Susan Patton, author of an inflammatory letter to the editor of the Daily Princetonion last week, has been called a snob, a eugenecist, an anti-feminist, and clueless. I don’t deny that she got many things wrong in her letter – the advice to Princeton female undergraduates to find a Princeton man now and hold on for dear life lest they be relegated to marriages to lesser men (or women, God forbid) chief among them. But the experience that she cites at a breakout session of the Women and Leadership conference held on the Princeton campus in February rings true:
I participated in the breakout session afterward that allowed current undergraduate women to speak informally with older and presumably wiser alumnae. I attended the event with my best friend since our freshman year in 1973. You girls glazed over at preliminary comments about our professional accomplishments and the importance of networking. Then the conversation shifted in tone and interest level when one of you asked how have Kendall and I sustained a friendship for 40 years. You asked if we were ever jealous of each other. You asked about the value of our friendship, about our husbands and children. Clearly, you don’t want any more career advice. At your core, you know that there are other things that you need that nobody is addressing. A lifelong friend is one of them. Finding the right man to marry is another.

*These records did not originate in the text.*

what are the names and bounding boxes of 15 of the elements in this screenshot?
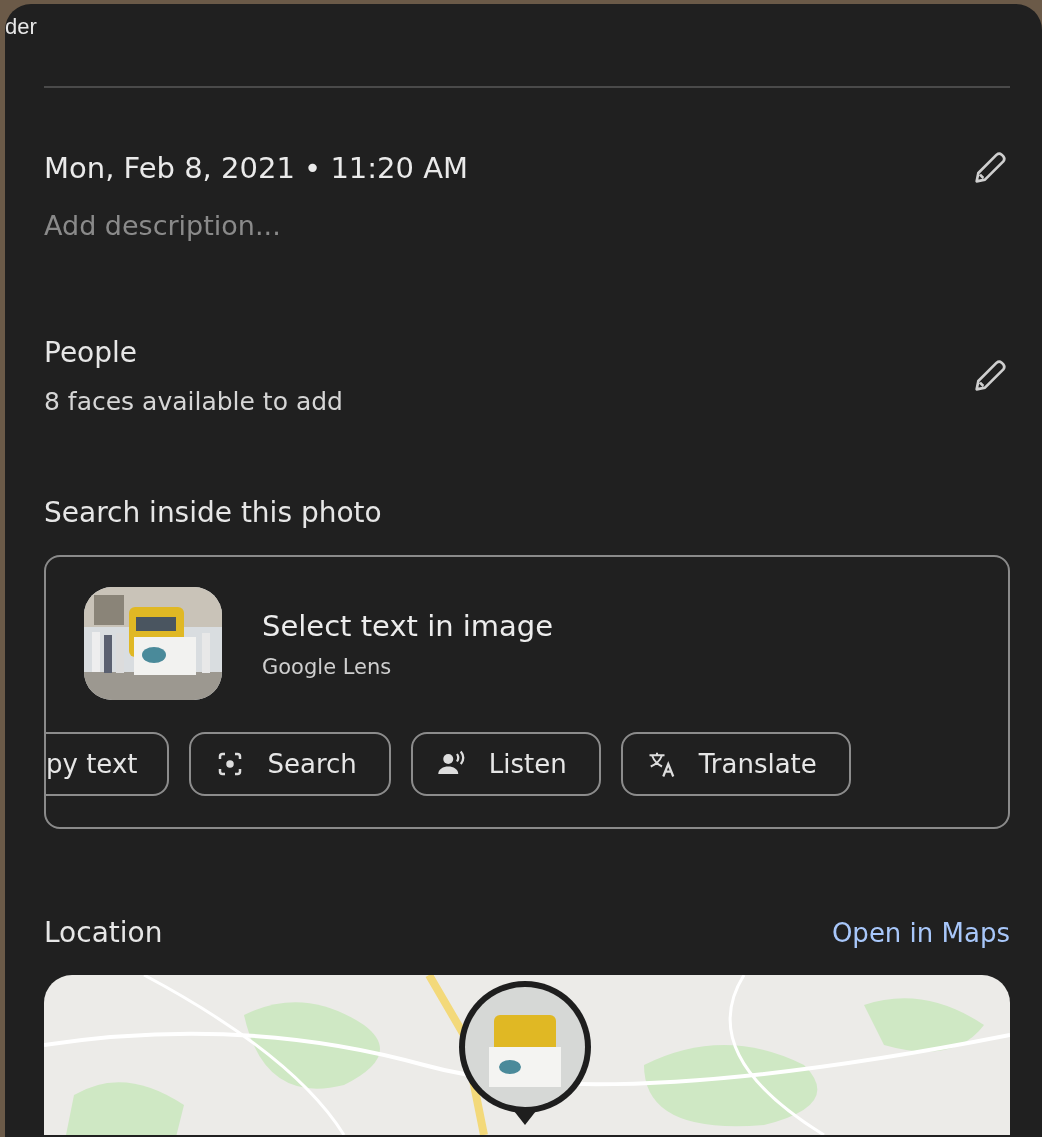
lens-subtitle: Google Lens [262,654,393,679]
section-title: Location [44,916,163,949]
action-chip[interactable]: Listen [410,732,601,796]
faces-count-text: 8 faces available to add [44,387,343,416]
date-time: Mon, Feb 8, 2021 • 11:20 AM [44,151,469,185]
lens-item[interactable]: Select text in image Google Lens [46,557,1008,700]
action-chip[interactable]: py text [46,732,170,796]
action-chip[interactable]: Search [189,732,391,796]
description-field[interactable]: Add description... [44,210,544,241]
action-chip[interactable]: Translate [620,732,851,796]
open-in-maps-link[interactable]: Open in Maps [831,917,1010,948]
section-title: People [44,336,139,369]
lens-title: Select text in image [262,608,554,643]
header-text: der [5,14,37,40]
section-title: Search inside this photo [44,496,383,529]
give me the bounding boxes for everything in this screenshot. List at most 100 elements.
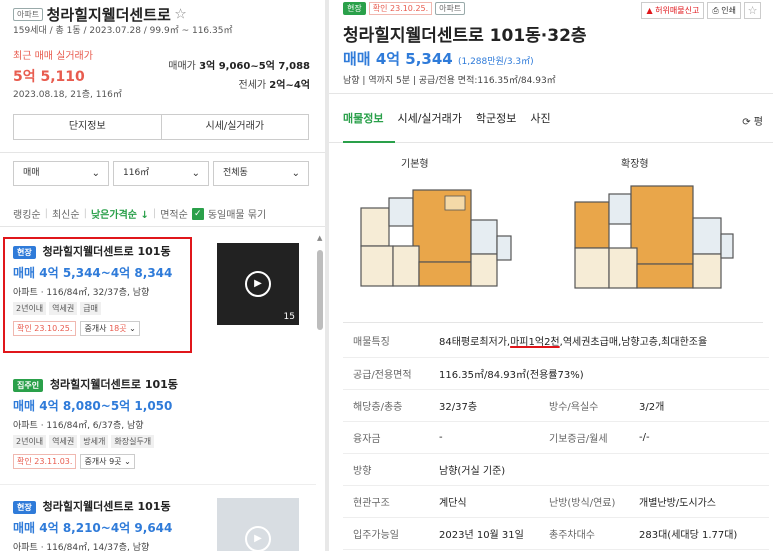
plan-extended-label: 확장형 xyxy=(621,159,649,170)
row-value: -/- xyxy=(639,421,769,454)
detail-title: 청라힐지웰더센트로 101동·32층 xyxy=(343,26,587,46)
favorite-star-icon[interactable]: ☆ xyxy=(174,7,187,23)
row-label: 총주차대수 xyxy=(549,517,639,550)
row-label: 매물특징 xyxy=(343,325,439,358)
checkbox-checked-icon[interactable]: ✓ xyxy=(191,207,204,220)
area-value: 116㎡ xyxy=(123,168,150,178)
row-label: 입주가능일 xyxy=(343,517,439,550)
report-label: 허위매물신고 xyxy=(655,6,700,15)
row-label: 난방(방식/연료) xyxy=(549,485,639,518)
site-tag: 현장 xyxy=(343,2,366,15)
listing-item[interactable]: 집주인 청라힐지웰더센트로 101동 매매 4억 8,080~5억 1,050 … xyxy=(13,376,313,469)
complex-name[interactable]: 청라힐지웰더센트로 xyxy=(47,6,171,24)
report-button[interactable]: ▲ 허위매물신고 xyxy=(641,2,705,19)
sort-latest[interactable]: 최신순 xyxy=(52,206,80,221)
sort-low-price[interactable]: 낮은가격순 ↓ xyxy=(91,206,149,221)
sort-area[interactable]: 면적순 xyxy=(160,206,188,221)
sort-separator: | xyxy=(44,208,48,219)
complex-info-button[interactable]: 단지정보 xyxy=(14,115,161,139)
sort-low-price-label: 낮은가격순 xyxy=(90,210,137,221)
confirm-date: 확인 23.11.03. xyxy=(13,454,77,469)
owner-tag: 집주인 xyxy=(13,378,44,392)
confirm-date: 확인 23.10.25. xyxy=(368,2,433,15)
listing-title: 청라힐지웰더센트로 101동 xyxy=(42,500,171,513)
agent-count: 9곳 xyxy=(109,457,122,466)
table-row: 현관구조 계단식 난방(방식/연료) 개별난방/도시가스 xyxy=(343,485,769,518)
price-per-pyeong: (1,288만원/3.3㎡) xyxy=(457,57,534,67)
feature-text: 84태평로최저가, xyxy=(439,337,511,349)
feature-text-highlight: 마피1억2천 xyxy=(510,337,560,349)
siren-icon: ▲ xyxy=(646,6,653,15)
chevron-down-icon: ⌄ xyxy=(91,168,100,179)
feature-text: ,역세권초급매,남향고층,최대한조율 xyxy=(559,337,708,349)
sort-ranking[interactable]: 랭킹순 xyxy=(13,206,41,221)
listing-chips: 2년이내 역세권 방세개 화장실두개 xyxy=(13,435,313,448)
active-tab-indicator xyxy=(343,141,395,143)
sale-label: 매매가 xyxy=(168,61,196,72)
tab-photos[interactable]: 사진 xyxy=(530,110,550,126)
row-value: 84태평로최저가,마피1억2천,역세권초급매,남향고층,최대한조율 xyxy=(439,325,769,358)
detail-tags: 현장 확인 23.10.25. 아파트 xyxy=(343,2,466,15)
unit-label: 평 xyxy=(753,117,763,128)
unit-toggle[interactable]: ⟳ 평 xyxy=(742,113,763,128)
scrollbar-thumb[interactable] xyxy=(317,250,323,330)
print-icon: ⎙ xyxy=(712,6,719,15)
listing-title-row: 집주인 청라힐지웰더센트로 101동 xyxy=(13,376,313,392)
floor-plan-basic[interactable] xyxy=(349,180,519,300)
row-value: 개별난방/도시가스 xyxy=(639,485,769,518)
sale-range: 매매가 3억 9,060~5억 7,088 xyxy=(168,57,310,72)
row-label: 기보증금/월세 xyxy=(549,421,639,454)
area-select[interactable]: 116㎡ ⌄ xyxy=(113,161,209,186)
listing-video-thumbnail[interactable]: ▶ 15 xyxy=(217,243,299,325)
chevron-down-icon: ⌄ xyxy=(291,168,300,179)
detail-price-value: 매매 4억 5,344 xyxy=(343,50,453,68)
tab-listing-info[interactable]: 매물정보 xyxy=(343,110,383,126)
row-value: 계단식 xyxy=(439,485,549,518)
complex-summary: 159세대 / 총 1동 / 2023.07.28 / 99.9㎡ ~ 116.… xyxy=(13,26,233,36)
type-tag: 아파트 xyxy=(13,8,44,21)
table-row: 매물특징 84태평로최저가,마피1억2천,역세권초급매,남향고층,최대한조율 xyxy=(343,325,769,358)
complex-header: 아파트 청라힐지웰더센트로 ☆ xyxy=(13,4,313,25)
recent-price: 5억 5,110 xyxy=(13,69,85,85)
play-icon[interactable]: ▶ xyxy=(245,526,271,551)
table-row: 방향 남향(거실 기준) xyxy=(343,453,769,486)
recent-price-label: 최근 매매 실거래가 xyxy=(13,51,93,62)
row-value: 283대(세대당 1.77대) xyxy=(639,517,769,550)
listing-photo-thumbnail[interactable]: ▶ xyxy=(217,498,299,551)
row-label: 해당층/총층 xyxy=(343,389,439,422)
floor-plan-extended[interactable] xyxy=(567,180,737,300)
rent-label: 전세가 xyxy=(238,80,267,91)
favorite-star-icon[interactable]: ☆ xyxy=(744,2,761,19)
complex-button-row: 단지정보 시세/실거래가 xyxy=(13,114,309,140)
rent-range-value: 2억~4억 xyxy=(269,80,310,91)
feature-chip: 2년이내 xyxy=(13,435,47,448)
building-value: 전체동 xyxy=(223,168,248,178)
filter-bar: 매매 ⌄ 116㎡ ⌄ 전체동 ⌄ xyxy=(13,161,309,186)
group-same-listings-label[interactable]: 동일매물 묶기 xyxy=(208,206,266,221)
building-select[interactable]: 전체동 ⌄ xyxy=(213,161,309,186)
play-icon[interactable]: ▶ xyxy=(245,271,271,297)
scroll-up-icon[interactable]: ▲ xyxy=(317,234,323,242)
print-button[interactable]: ⎙ 인쇄 xyxy=(707,2,741,19)
sort-separator: | xyxy=(152,208,157,219)
feature-chip: 화장실두개 xyxy=(111,435,155,448)
row-label: 방향 xyxy=(343,453,439,486)
listing-scrollbar[interactable]: ▲ xyxy=(317,232,323,551)
trade-type-value: 매매 xyxy=(23,168,40,178)
price-history-button[interactable]: 시세/실거래가 xyxy=(160,115,309,139)
sale-range-value: 3억 9,060~5억 7,088 xyxy=(199,61,310,72)
row-value: 32/37층 xyxy=(439,389,549,422)
agent-dropdown[interactable]: 중개사 9곳 ⌄ xyxy=(80,454,135,469)
detail-toolbar: ▲ 허위매물신고 ⎙ 인쇄 ☆ xyxy=(641,2,761,19)
sort-separator: | xyxy=(83,208,87,219)
divider xyxy=(343,322,763,323)
trade-type-select[interactable]: 매매 ⌄ xyxy=(13,161,109,186)
sort-arrow-down-icon: ↓ xyxy=(140,210,149,221)
tab-school-info[interactable]: 학군정보 xyxy=(476,110,516,126)
tab-price-history[interactable]: 시세/실거래가 xyxy=(397,110,461,126)
detail-meta: 남향 | 역까지 5분 | 공급/전용 면적:116.35㎡/84.93㎡ xyxy=(343,76,556,86)
listing-info: 아파트 · 116/84㎡, 6/37층, 남향 xyxy=(13,421,144,431)
row-value: 2023년 10월 31일 xyxy=(439,517,549,550)
row-value: 남향(거실 기준) xyxy=(439,453,769,486)
detail-price: 매매 4억 5,344 (1,288만원/3.3㎡) xyxy=(343,48,534,69)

In the course of researching my book, Hard to Get: 20-Something Women and the Paradox of Sexual Freedom, I’ve also found that young women are hungry for advice and information on how to build a relationship with a true partner and sustain a rich personal life. There’s a dearth of such information and advice and young women yearn for it.
And still, like many giving advice to younger women, Patton takes it for granted that the young women in her panel have their professional success taken care of, and that it’s separate from their personal lives. But young women know, as does Sheryl Sandberg, the ur-businesswoman, wife, and mother of the moment and author of Lean In, that the most important career decision a young woman will make is whom she will marry.
And yet even Sandberg, who makes such an important proclamation, one that is widely shared by other women at the height of their professions, gives short shrift in her book to advice and guidance on how to choose a partner and build a relationship before a woman has children.
In one paragraph in her chapter titled “Make your partner a real partner,” Sandberg provides only a hint of the kind of advice the young women I’ve spoken with seek. She writes:
When looking for a life partner …, date all of them: the bad boys, the cool boys, the commitment-phobic boys, the crazy boys. But do not marry them. The things that make bad boys sexy do not make them good husbands. When it comes time to settle down, find someone who wants an equal partner. Someone who thinks women should be smart, opinionated, and ambitious. Someone who values fairness and expects or, even better, wants to do his share in the home. These men exist and, trust me, over time, nothing is sexier (p. 115).
I couldn’t agree more. And yet, for the women I’ve spoken with, it feels complicated both to want and to find someone who wants to be an equal partner. I know that Lean In is not meant as a relationship manual, but it can make the choice of a partner seem a bit mechanical. Check, check, check the boxes, and there you have it. In real life, desire is a bit more complicated, and generally involves some ambivalence. Giving up the desire for the bad boy or the commitment-phobic boy doesn’t always happen so easily.
Those desires may have served their purpose for young women in their twenties - allowing them to delay the formation of ongoing commitments and pursue their careers wholeheartedly. But what happens when young women want to build a relationship?
The suggestion to lean in is necessary but not sufficient for young women who feel inhibited from wanting a relationship with a real partner. As I wrote last month in the Atlantic, women in their twenties sometimes feel ashamed about their desire for a relationship, and so are unlikely to invest time and energy in their relationships to the same degree that they invest in their professional endeavors. For young women who, albeit sheepishly, want to develop relationships that will support their professional success, more help is needed in discerning their desires and pursuing them whole-heartedly.
The real question young women would like to ask superstars like Sheryl Sandberg (and trailblazers like Susan Patton, a member of Princeton’s first graduating class that included women) is not just “How do you succeed professionally?” but also “How do you build a personal life that supports your career?”